Unitary Qubit Lattice Algorithms for Electromagnetic Scattering in Anisotropic Dielectric Media

A fully unitary representation of the Faraday-Ampere subset of Maxwell equations has been developed recently for a medium represented by an anisotropic permittivity tensor [1]. Using pseudo-Hermitian theory[1], an appropriate metric is found in which the Faraday-Ampere equations take on a fully Hermitian form. The corresponding transformation leads to a Dyson map that yields a fully unitary representation of the curl-Maxwell equations in the standard Hilbert space. We are developing a unitary Qubit Lattice Algorithm (QLA) for this new representation, devising the required sequence and form of the interleaved sequence of unitary collision-stream operators on a chosen set of qubits.

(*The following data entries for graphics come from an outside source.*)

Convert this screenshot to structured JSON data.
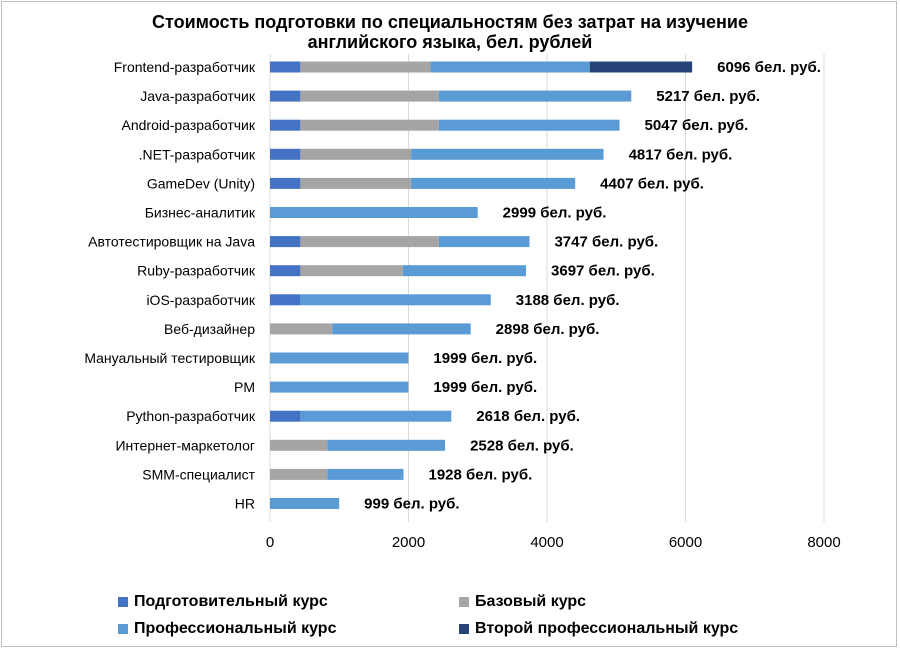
{
  "chart_data": {
    "type": "bar",
    "orientation": "horizontal",
    "stacked": true,
    "title": "Стоимость подготовки по специальностям без затрат на изучение английского языка, бел. рублей",
    "title_lines": [
      "Стоимость подготовки по специальностям без затрат на изучение",
      "английского языка, бел. рублей"
    ],
    "categories": [
      "Frontend-разработчик",
      "Java-разработчик",
      "Android-разработчик",
      ".NET-разработчик",
      "GameDev (Unity)",
      "Бизнес-аналитик",
      "Автотестировщик на Java",
      "Ruby-разработчик",
      "iOS-разработчик",
      "Веб-дизайнер",
      "Мануальный тестировщик",
      "PM",
      "Python-разработчик",
      "Интернет-маркетолог",
      "SMM-специалист",
      "HR"
    ],
    "series": [
      {
        "name": "Подготовительный курс",
        "color": "#4472c4",
        "values": [
          439,
          439,
          439,
          439,
          439,
          0,
          439,
          439,
          439,
          0,
          0,
          0,
          439,
          0,
          0,
          0
        ]
      },
      {
        "name": "Базовый курс",
        "color": "#a5a5a5",
        "values": [
          1879,
          1999,
          1999,
          1599,
          1599,
          0,
          1999,
          1479,
          0,
          899,
          0,
          0,
          0,
          829,
          829,
          0
        ]
      },
      {
        "name": "Профессиональный курс",
        "color": "#5b9bd5",
        "values": [
          2299,
          2779,
          2609,
          2779,
          2369,
          2999,
          1309,
          1779,
          2749,
          1999,
          1999,
          1999,
          2179,
          1699,
          1099,
          999
        ]
      },
      {
        "name": "Второй профессиональный курс",
        "color": "#264478",
        "values": [
          1479,
          0,
          0,
          0,
          0,
          0,
          0,
          0,
          0,
          0,
          0,
          0,
          0,
          0,
          0,
          0
        ]
      }
    ],
    "totals": [
      6096,
      5217,
      5047,
      4817,
      4407,
      2999,
      3747,
      3697,
      3188,
      2898,
      1999,
      1999,
      2618,
      2528,
      1928,
      999
    ],
    "total_labels": [
      "6096 бел. руб.",
      "5217 бел. руб.",
      "5047 бел. руб.",
      "4817 бел. руб.",
      "4407 бел. руб.",
      "2999 бел. руб.",
      "3747 бел. руб.",
      "3697 бел. руб.",
      "3188 бел. руб.",
      "2898 бел. руб.",
      "1999 бел. руб.",
      "1999 бел. руб.",
      "2618 бел. руб.",
      "2528 бел. руб.",
      "1928 бел. руб.",
      "999 бел. руб."
    ],
    "xlim": [
      0,
      8000
    ],
    "xticks": [
      0,
      2000,
      4000,
      6000,
      8000
    ],
    "xtick_labels": [
      "0",
      "2000",
      "4000",
      "6000",
      "8000"
    ],
    "xlabel": "",
    "ylabel": "",
    "grid": true,
    "legend_position": "bottom"
  }
}
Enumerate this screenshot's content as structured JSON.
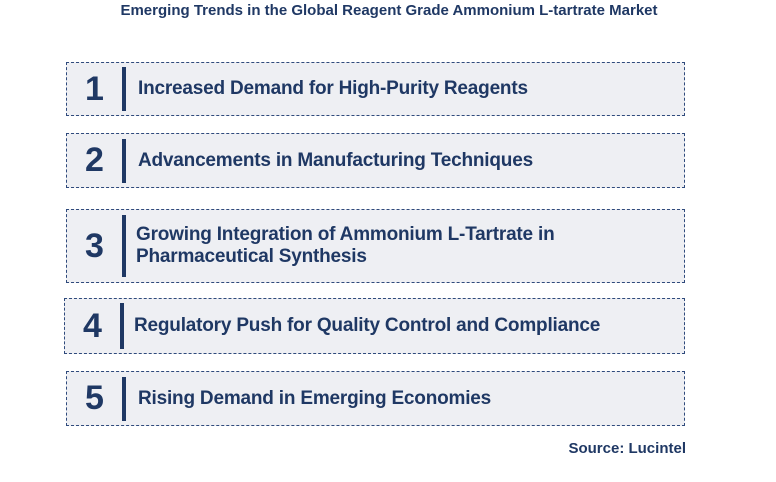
{
  "title": "Emerging Trends in the Global Reagent Grade Ammonium L-tartrate Market",
  "trends": [
    {
      "number": "1",
      "text": "Increased Demand for High-Purity Reagents"
    },
    {
      "number": "2",
      "text": "Advancements in Manufacturing Techniques"
    },
    {
      "number": "3",
      "text": "Growing Integration of Ammonium L-Tartrate in Pharmaceutical Synthesis"
    },
    {
      "number": "4",
      "text": "Regulatory Push for Quality Control and Compliance"
    },
    {
      "number": "5",
      "text": "Rising Demand in Emerging Economies"
    }
  ],
  "source": "Source: Lucintel",
  "colors": {
    "primary": "#1f3864",
    "box_background": "#eeeff3",
    "box_border": "#2f4a7c"
  }
}
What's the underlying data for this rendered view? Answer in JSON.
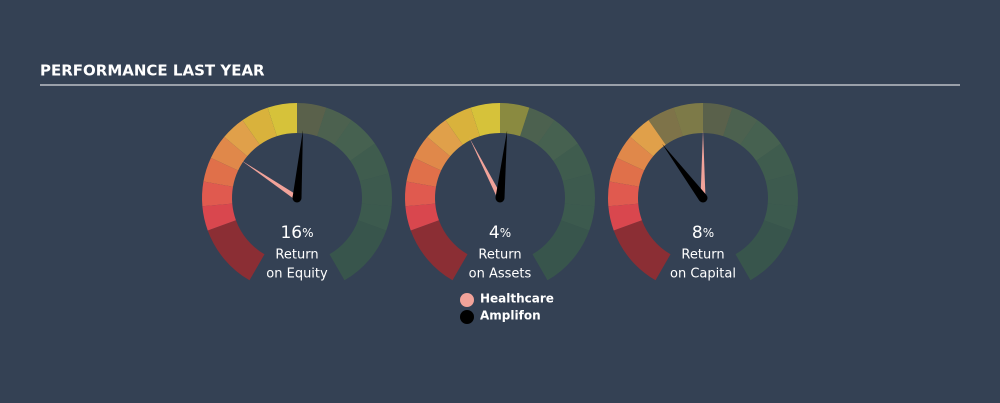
{
  "title": "PERFORMANCE LAST YEAR",
  "gauges": [
    {
      "value": 16,
      "unit": "%",
      "label": [
        "Return",
        "on Equity"
      ]
    },
    {
      "value": 4,
      "unit": "%",
      "label": [
        "Return",
        "on Assets"
      ]
    },
    {
      "value": 8,
      "unit": "%",
      "label": [
        "Return",
        "on Capital"
      ]
    }
  ],
  "legend": [
    {
      "name": "Healthcare",
      "color": "#f2a39a"
    },
    {
      "name": "Amplifon",
      "color": "#000000"
    }
  ]
}
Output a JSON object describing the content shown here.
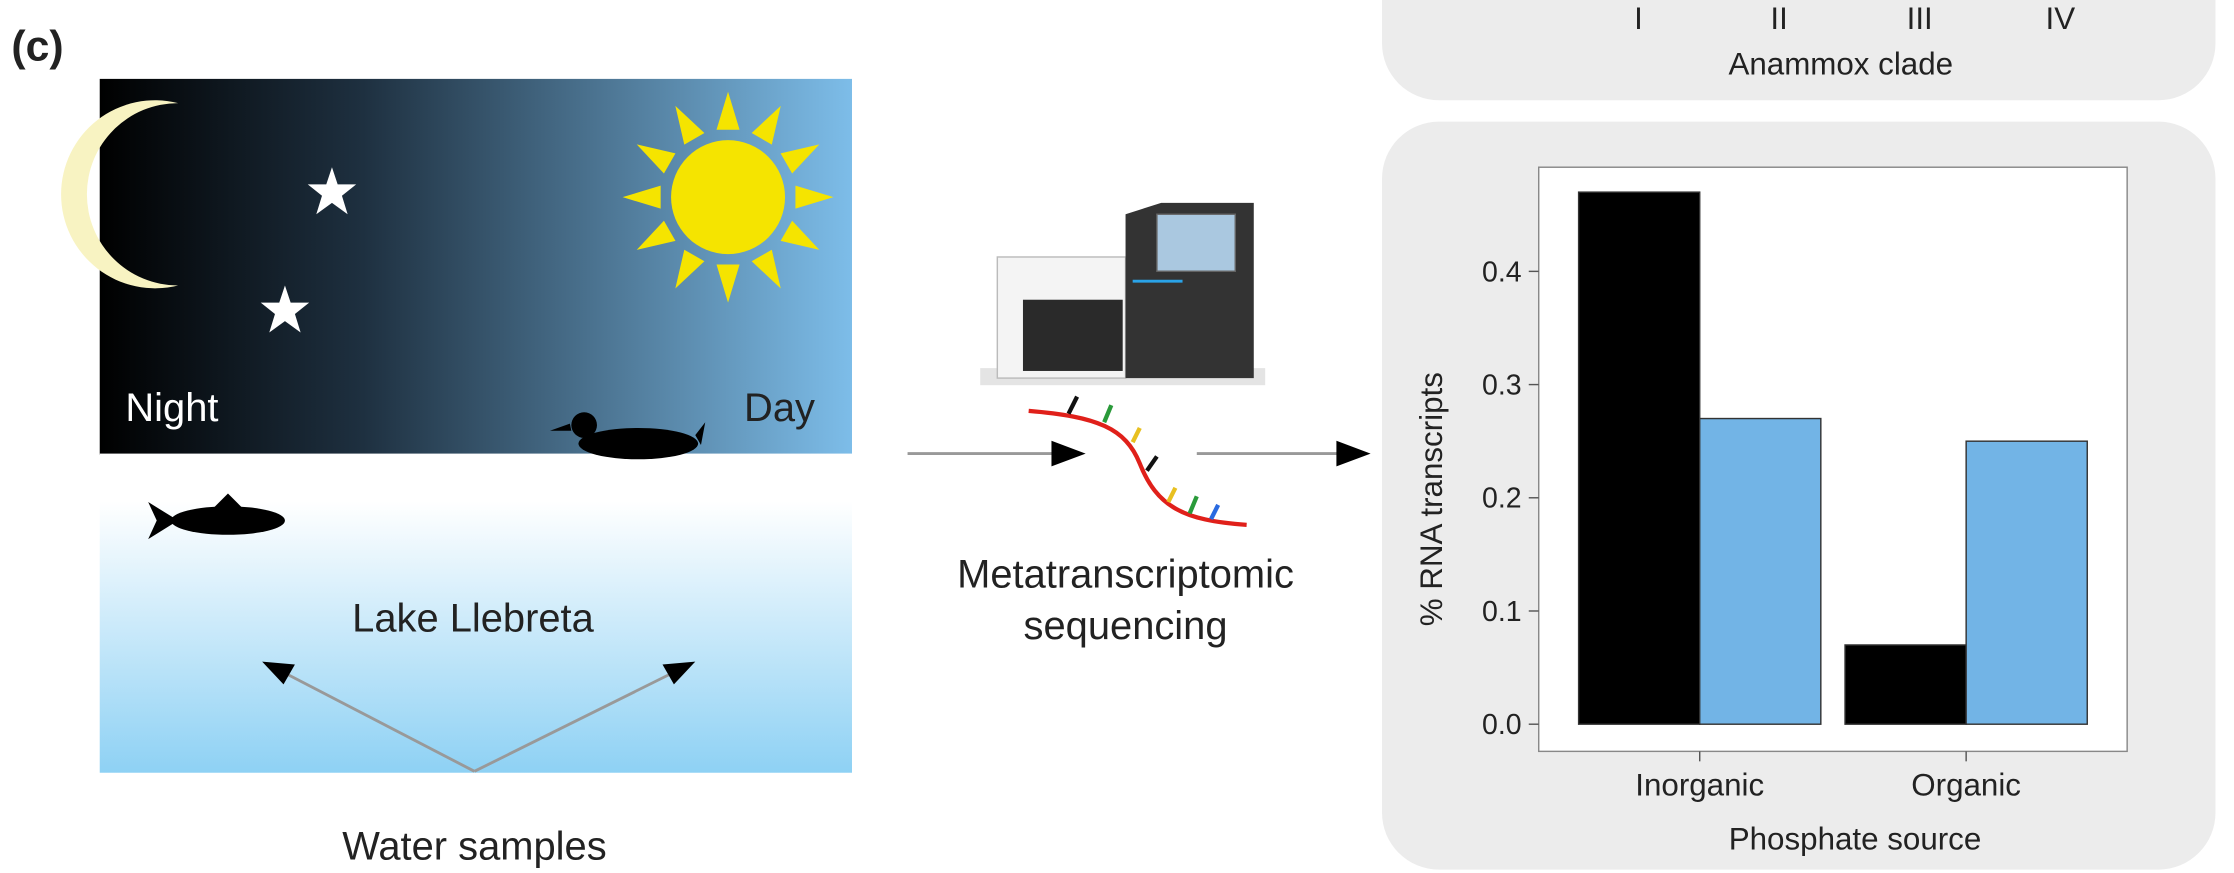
{
  "panel_label": "(c)",
  "diagram": {
    "night": "Night",
    "day": "Day",
    "lake": "Lake Llebreta",
    "samples": "Water samples",
    "method_line1": "Metatranscriptomic",
    "method_line2": "sequencing"
  },
  "top_chart": {
    "categories": [
      "I",
      "II",
      "III",
      "IV"
    ],
    "x_label": "Anammox clade"
  },
  "chart_data": {
    "type": "bar",
    "x_label": "Phosphate source",
    "y_label": "% RNA transcripts",
    "categories": [
      "Inorganic",
      "Organic"
    ],
    "series": [
      {
        "color": "#000000",
        "values": [
          0.47,
          0.07
        ]
      },
      {
        "color": "#72b4e6",
        "values": [
          0.27,
          0.25
        ]
      }
    ],
    "ylim": [
      -0.024,
      0.492
    ],
    "yticks": [
      {
        "value": 0,
        "label": "0.0"
      },
      0.1,
      0.2,
      0.3,
      0.4
    ],
    "grid": false
  }
}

We first consider a simple splitting of the similarity Dyson transformation. While this splitting results in a QLA which is not fully unitary, the QLA simulates electromagnetic scattering in a tensor anisotropic dielectric media. Our earlier studies were restricted to scalar dielectric media. QLA simulations will be presented for both 1D and 2D scattering from tensor dielectric media and eventually in a cold plasma dielectric media. A fully unitary QLA is required for direct implementation on quantum computers.

[1] E. Koukoutsis et. al. (poster this DPP meeting)